Clienti in coda, a Parigi, davanti al maxi store H&M aperto affianco alle storiche Galeries Lafayette (2018)
Clienti in coda, a Parigi, davanti al maxi store H&M aperto affianco alle storiche Galeries Lafayette (2018) 

Spiegano i media locali che il mercato dell’abbigliamento, in Francia, è saturato dalle insegne della fast fashion, il che ha avuto per prima conseguenza il calo drastico, fino al fallimento in alcuni casi, di alcune griffe nazionali di prêt-à-porter di grande tendenza ancora nei primi anni Duemila, come le parigine Naf Naf o Kookai. Ma prima ancora delle ragioni economiche, a muovere il ministero sono state quelle ambientali. “L’industria tessile è la più inquinante, rappresenta il 10 per cento delle emissioni di gas a effetto serra”, ha dichiarato Anne-Cécile Violland, deputata di Horizons.

Cosa sancisce la legge

Si definisce anzitutto quali imprese finiscano sotto il bollino di fast fashion, su criteri fondati su volume e velocità di produzione e rinnovo delle collezioni. Il testo attuale rinvia a dei decreti per fissare delle soglie numeriche. Nel mirino dei legislatori ci sono marche come il colosso cinese Shein, che con i suoi 7200 nuovi modelli di vestiti al giorno in media, si apprende, offre “un numero di prodotti 900 volte superiore a quello di un rivenditore tradizionale francese“. Per effetto della legge in discussione, quindi, le aziende della moda velocissima avrebbero l’obbligo di sensibilizzare i consumatori sull’impatto ambientale dei loro capi e accessori, incoraggiando a pratiche di riutilizzo degli stessi e riportando tutte le indicazioni sui siti di e-commerce.

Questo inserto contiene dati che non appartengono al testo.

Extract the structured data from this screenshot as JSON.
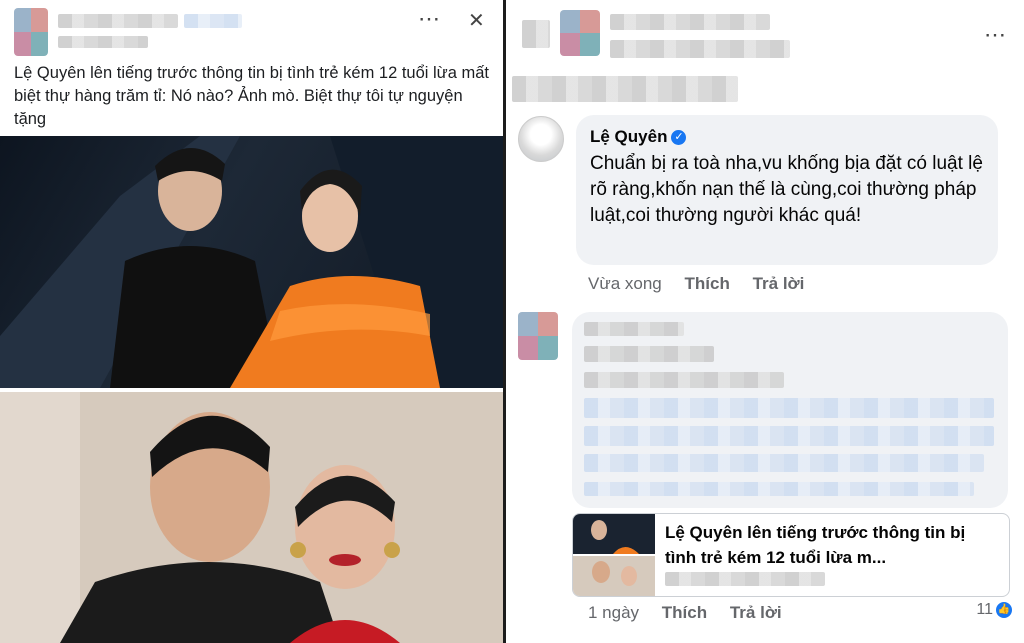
{
  "left_post": {
    "text": "Lệ Quyên lên tiếng trước thông tin bị tình trẻ kém 12 tuổi lừa mất biệt thự hàng trăm tỉ: Nó nào? Ảnh mò. Biệt thự tôi tự nguyện tặng",
    "more_icon": "⋯",
    "close_icon": "✕"
  },
  "right_panel": {
    "more_icon": "⋯",
    "comment1": {
      "author": "Lệ Quyên",
      "verified_icon": "✓",
      "text": "Chuẩn bị ra toà nha,vu khống bịa đặt có luật lệ rõ ràng,khốn nạn thế là cùng,coi thường pháp luật,coi thường người khác quá!",
      "time": "Vừa xong",
      "like": "Thích",
      "reply": "Trả lời"
    },
    "comment2": {
      "link_title": "Lệ Quyên lên tiếng trước thông tin bị tình trẻ kém 12 tuổi lừa m...",
      "time": "1 ngày",
      "like": "Thích",
      "reply": "Trả lời",
      "like_count": "11",
      "like_icon": "👍"
    }
  },
  "colors": {
    "accent": "#1877f2",
    "secondary_text": "#65676b",
    "bubble": "#f0f2f5"
  }
}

Un pop-up store di Shein a New York
Un pop-up store di Shein a New York 

La misura più discussa del testo francese contro il fast fashion è stata subito etichettata come una tassa contro i brand inquinanti. Si tratta in realtà di un malus piuttosto penalizzante, un sovrapprezzo per i venditori che entro il 2030 potrebbe raggiungere fino a 10 euro per ciascun capo al di fuori degli standard ambientali. Per attuare simili provvedimenti, occorrerà preventivamente stabilire un nuovo sistema di classificazione dei prodotti, sugli standard di sostenibilità. In pratica, per le aziende bisogna immaginare una penalità fino al 50 per cento (iva esclusa) sul prezzo di ogni capo venduto. Riprendendo un esempio di Libération, se un maglione costa 8 euro, l’azienda ne pagherà 4, fino ad una penalità di massimo 10 euro. 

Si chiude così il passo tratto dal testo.